9: As mentioned in a previous post, I'll be signing at Orbital Comics in London on Saturday 19th February, and my fellow guest on the panel that evening will be Paul Rainey, writer and artist of the science fiction/slice of geek life indie comic No Time Like The Present. You can read the first 39 pages of it for free on his site.

10: And finally, from the House of Toast party room at Convergence (the best convention in the world) 2010, it's:

Paul Cornell Explains Cheesy Toast from E Sophia on Vimeo.

I wonder how many such gems are still to be unearthed in their archives? Let's hope for the best, eh? Until next time, Cheerio!

8 Response to "Ten Things for January"

  • Ian Cullen Says:

    Paul: Thanks for the mention. As you can tell am on a bit of a night binge. Just heading to the pit for a few hours sleep before I start again.

    Anyway, Myself, wayne and my friend Marx will continue to try and get a good mix of interviews for the show to do your recomendation justice.

    We have a good one this weekend with Keith David, who am sure you know of for his role in They Live!, Gorgoyles and numerious animated series, films and other stuff. He'll be chatting with me about the new NBC show 'The Cape'

    Thanks again.


  • Teresa Says:

    What a great interview! (the video one w/Cheryl Morgan)I really loved the tidbits you gave on working with your artists and the actual nuts and bolts of stuff. Found it really interesting.

    Also the stuff about England and class. I remember being in central London as a broke college student, and wanting to go walk around Notting Hill. Apparently the Tube system is divided into zones, and I couldn't afford the extra fare to GET to Notting Hill! My first thought was "God, it's like they priced this so that poor people can't go there!" :) I proceeded to harumph about it, and was very proud to be an American just then.

    The United States: Where (We Pretend) Class Doesn't Matter.

    But seriously, what of the "middle class?" Where do they fit in in the UK? Is it pretty much upper class and then...everybody else, or what?

    Also, congrats on this new regimen you seem to be doing very well with. Both you and John Scalzi have posted things lately about buckling down and accomplishing the things you want, and it's sort of lighting a fire under me, so thanks for that. :)

  • Ian Cullen Says:

    Paul: Adding to the thanks of earlier this morning. Want to add having just this minute finished watching. Nice interview. Found your views on British Humour to be good fun.

    As to class. Have mixed with the different classes. Met Winston Churchil once. Not THE Winston, but his grandson. Spent best part of a day with him. Which was interesting...


  • Paul Cornell Says:

    Ian: thanks very much. Ter: the middle classes are the dominant factor in British society, really, the people all politics reaches out to. The running kind of refreshes me for the work, it's surprising how well they fit together.

  • Saxon Bullock Says:

    Thank you so much for the mention sir! Very much appreciated.
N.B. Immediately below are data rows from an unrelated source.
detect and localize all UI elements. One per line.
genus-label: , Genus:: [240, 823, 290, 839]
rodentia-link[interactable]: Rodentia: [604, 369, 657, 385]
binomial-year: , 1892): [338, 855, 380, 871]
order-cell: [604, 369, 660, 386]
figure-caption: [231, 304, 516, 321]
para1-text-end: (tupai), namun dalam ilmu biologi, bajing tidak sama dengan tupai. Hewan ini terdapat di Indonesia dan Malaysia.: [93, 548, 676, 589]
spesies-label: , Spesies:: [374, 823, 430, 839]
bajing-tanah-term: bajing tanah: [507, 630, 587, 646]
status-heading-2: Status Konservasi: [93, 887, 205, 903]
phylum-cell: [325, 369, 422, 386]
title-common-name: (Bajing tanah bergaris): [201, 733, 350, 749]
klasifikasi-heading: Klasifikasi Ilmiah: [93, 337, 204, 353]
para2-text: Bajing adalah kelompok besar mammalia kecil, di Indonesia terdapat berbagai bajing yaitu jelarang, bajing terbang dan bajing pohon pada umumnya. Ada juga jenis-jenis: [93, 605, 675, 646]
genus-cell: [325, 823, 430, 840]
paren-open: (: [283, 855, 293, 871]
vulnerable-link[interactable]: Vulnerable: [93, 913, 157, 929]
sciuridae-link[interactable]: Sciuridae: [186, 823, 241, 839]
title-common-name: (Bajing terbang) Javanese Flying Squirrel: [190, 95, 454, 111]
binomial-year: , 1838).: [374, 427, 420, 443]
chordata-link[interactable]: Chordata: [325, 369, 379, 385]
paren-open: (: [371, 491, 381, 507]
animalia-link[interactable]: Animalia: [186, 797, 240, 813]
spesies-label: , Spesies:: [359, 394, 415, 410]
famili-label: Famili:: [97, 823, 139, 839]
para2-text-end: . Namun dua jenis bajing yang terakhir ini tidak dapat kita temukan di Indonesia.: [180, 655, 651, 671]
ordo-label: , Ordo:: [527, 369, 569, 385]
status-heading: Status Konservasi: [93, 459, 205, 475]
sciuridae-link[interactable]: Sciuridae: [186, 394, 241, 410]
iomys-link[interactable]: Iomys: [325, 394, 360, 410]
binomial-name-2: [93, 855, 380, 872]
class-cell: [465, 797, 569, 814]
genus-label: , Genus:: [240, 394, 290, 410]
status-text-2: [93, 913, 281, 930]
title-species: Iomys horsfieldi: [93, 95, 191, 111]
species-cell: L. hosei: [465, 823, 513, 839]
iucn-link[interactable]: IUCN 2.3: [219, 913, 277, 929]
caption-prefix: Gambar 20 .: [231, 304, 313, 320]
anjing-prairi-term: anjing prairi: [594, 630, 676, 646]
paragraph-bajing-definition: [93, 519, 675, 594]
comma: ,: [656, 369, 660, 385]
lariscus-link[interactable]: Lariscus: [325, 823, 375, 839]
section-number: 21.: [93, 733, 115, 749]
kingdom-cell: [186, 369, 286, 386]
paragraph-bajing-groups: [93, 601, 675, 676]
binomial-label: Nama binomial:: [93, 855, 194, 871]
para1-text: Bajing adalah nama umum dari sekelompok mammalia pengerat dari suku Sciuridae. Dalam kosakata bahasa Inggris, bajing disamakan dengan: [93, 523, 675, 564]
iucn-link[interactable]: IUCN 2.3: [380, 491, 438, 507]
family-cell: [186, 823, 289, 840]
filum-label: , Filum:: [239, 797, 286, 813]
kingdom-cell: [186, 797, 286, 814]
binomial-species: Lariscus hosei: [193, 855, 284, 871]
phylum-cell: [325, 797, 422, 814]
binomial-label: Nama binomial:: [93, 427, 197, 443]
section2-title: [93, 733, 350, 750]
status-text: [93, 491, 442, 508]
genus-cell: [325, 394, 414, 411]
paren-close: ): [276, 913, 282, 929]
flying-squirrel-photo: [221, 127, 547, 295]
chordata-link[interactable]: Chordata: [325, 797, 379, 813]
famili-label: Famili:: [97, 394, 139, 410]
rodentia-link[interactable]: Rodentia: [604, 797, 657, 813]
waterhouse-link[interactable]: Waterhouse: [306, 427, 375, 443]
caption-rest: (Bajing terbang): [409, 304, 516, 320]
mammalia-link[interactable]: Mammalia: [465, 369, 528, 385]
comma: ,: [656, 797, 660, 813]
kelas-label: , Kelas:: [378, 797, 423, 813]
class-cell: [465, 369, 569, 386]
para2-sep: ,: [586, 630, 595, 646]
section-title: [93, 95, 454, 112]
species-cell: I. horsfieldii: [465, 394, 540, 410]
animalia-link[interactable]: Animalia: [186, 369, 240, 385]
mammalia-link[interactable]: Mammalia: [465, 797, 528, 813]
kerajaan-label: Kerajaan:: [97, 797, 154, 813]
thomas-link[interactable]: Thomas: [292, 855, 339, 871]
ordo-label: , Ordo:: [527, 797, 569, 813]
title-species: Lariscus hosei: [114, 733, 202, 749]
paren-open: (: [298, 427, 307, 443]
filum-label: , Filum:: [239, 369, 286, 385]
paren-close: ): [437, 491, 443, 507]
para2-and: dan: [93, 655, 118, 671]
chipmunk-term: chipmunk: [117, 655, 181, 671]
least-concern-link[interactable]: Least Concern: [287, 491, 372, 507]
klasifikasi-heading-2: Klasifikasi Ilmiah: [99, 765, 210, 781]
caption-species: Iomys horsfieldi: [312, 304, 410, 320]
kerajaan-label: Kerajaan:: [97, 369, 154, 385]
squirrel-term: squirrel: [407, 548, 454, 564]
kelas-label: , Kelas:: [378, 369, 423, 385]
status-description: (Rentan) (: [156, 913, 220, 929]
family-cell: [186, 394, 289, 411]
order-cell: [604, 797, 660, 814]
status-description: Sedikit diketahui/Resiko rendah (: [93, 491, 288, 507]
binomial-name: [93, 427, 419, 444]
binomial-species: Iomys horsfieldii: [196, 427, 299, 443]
I especially loved it being described as 'Edited by Saxon Bullock'... I feel like I can officially indulge my J. Jonah Jameson/Cary Grant in His Girl Friday fantasies of being a fast-talking shouty editor - even if, being the writer as well, I'm technically the only person I'd be allowed to shout at...

  • Paul Cornell Says:

    No problem!

  • loveable_homebody Says:

    Hi Paul,

    Dandy Walker (cerebellum malformation) and hydrocephalus(accumulation of fluid in the brain) are two different conditions, but the former can cause the latter. I'm going to check this out, though. I was born with both and it's exciting the rare times they are mentioned in media! Thanks for the exposure. Congrats on your accomplishments!


  • Paul Cornell Says:

    Well, given the caveats I've mentioned, I hope you like it when you see it. And thanks for helping with my continuing education on the subject. Cheers.